逃げることも強さ。わいせつ行為を受けた職場を去り、生きるこれから

2年前のあの日。会社の先輩からわいせつ行為を受けた。
非常にショッキングで、どうしていいか分からなかった。セクハラなんてかわいい言葉ではとても言い表せない。家に帰った後、たくさん泣いた。相手は上司から信頼が厚く、人事評価はSだ。社内では、男性が女性に手を出した場合、上司がもみ消すケースも聞いていた。終わった。もう苦しみから逃れられないと思った。
そのほかにも、女性にとって理不尽だらけの会社だった。入社した際、男性社員は女性の新入社員の顔に点数をつけていた。男性上司の容姿の好みによって女性社員の配属が決まった。毎年の忘年会では、若い女性社員は男性管理職のお酌を強要させられた。バレンタインのチョコも強要された。「俺とやらせてくれれば、気持ちよくさせてやる」などの発言を受けた同期もいた。
私は新卒でその会社に入った。女性が働きやすい会社と聞いていた。プライムの大手企業で、たしかに産休・育休・時短・テレワーク、勤務時間中の中抜け制度などは一通りそろっていたが、コンプライアンス方面はてんでダメだったようだ。製造業だったので女性が少ない会社で、優しくはしていただいたが、所詮は男性が作ったレールの上を歩かされている感覚が強かった。
「女性は家事・育児があって大変だよね。家事・育児と仕事を両立できるように制度は整えたよ。でも、男性社員の性的欲求は抑えられなさそう。うち、事なかれ主義だし。ごめんね!」
そんな声が聞こえてくるようだった。
性別に限らず、カテゴリーが同じような人が集まると、人はそのカテゴリーにとってバイアスのかかった、有利なシステムを作り出す。まさにそれを具現化したような企業だった。わいせつ行為は、男性の管理職の指揮のもと、もみ消されていたものもあるようだった。

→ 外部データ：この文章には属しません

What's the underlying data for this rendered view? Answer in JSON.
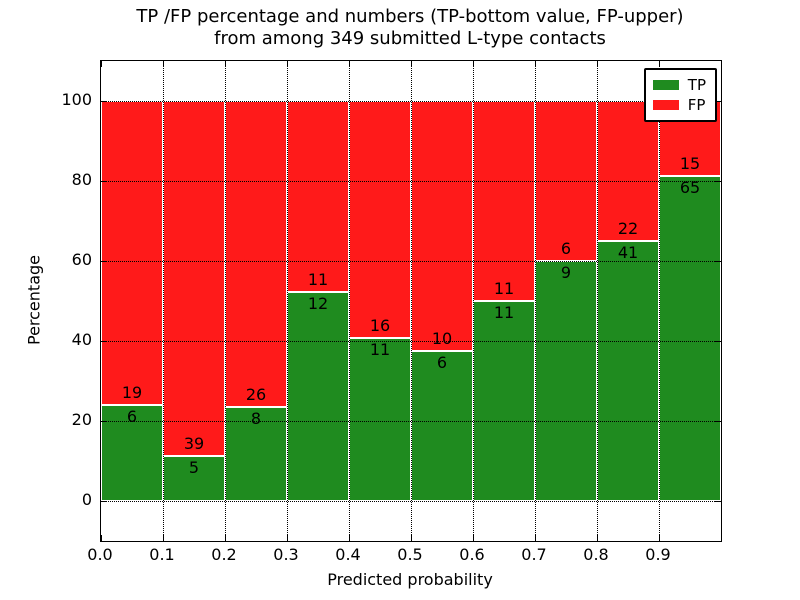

この理不尽と、戦おうと思った。私は間違ったことを言ってないし、最後は正義が勝つはず。社内でもみ消すなら、社外の相談窓口とか、労働基準監督署に駆け込むとかして、社外を巻き込めばいい。法律も味方してくれるはずだ。そう思っていた。
でも、やはり無理だった。勇気が出なかった。私のされたことが社内で広まって、そういう目で男性社員から見られたら?変な噂を広められたら?とてもじゃないが、耐えられない。その企業から離れるという選択肢をとった。
私は立ち向かえなかった。私のように立ち向かえなかった女性は多いだろう。でも、日本で立ち向かった、女性に勇気を与えた方々をたくさん知っている。伊藤詩織さん、安田菜津紀さん、最近であれば元フジテレビアナウンサーの渡邊渚さんや青木歌音さん。彼女たちの勇気は、いかほどのものだったのだろう。私の、社内で告発するかどうかのレベルではない。彼女たちは、ジェンダーギャップ118位の日本に対して、社会に対して自身の被害を公表し、数々の目にさらされるリスクも負いながら悪と立ち向かった。その恐怖は、そして勇気は、とてもじゃないが私の言葉では言い表せない。彼女たちには類まれのない強さを感じる。自分だけの復讐ではなく、世の中を浄化し、正しい方向に導くための、まっすぐできれいな何にも負けない強さを感じるのだ。
そして、彼女たちほどではないが、私だって強い。私はことが起こってから、求人票を読み込み、転職市場で求められているスキル・経験を確認し、仕事に打ち込み、コンプライアンス意識が高い、有名な大企業に転職した。私は戦えなかったが、逃げるための術を身に着け、自分が輝ける場所を追い求めた。それだって、強さだと言えるし、私は私を誇りに思っている。私の強さを大事にしながら、私はこれからも生きていく。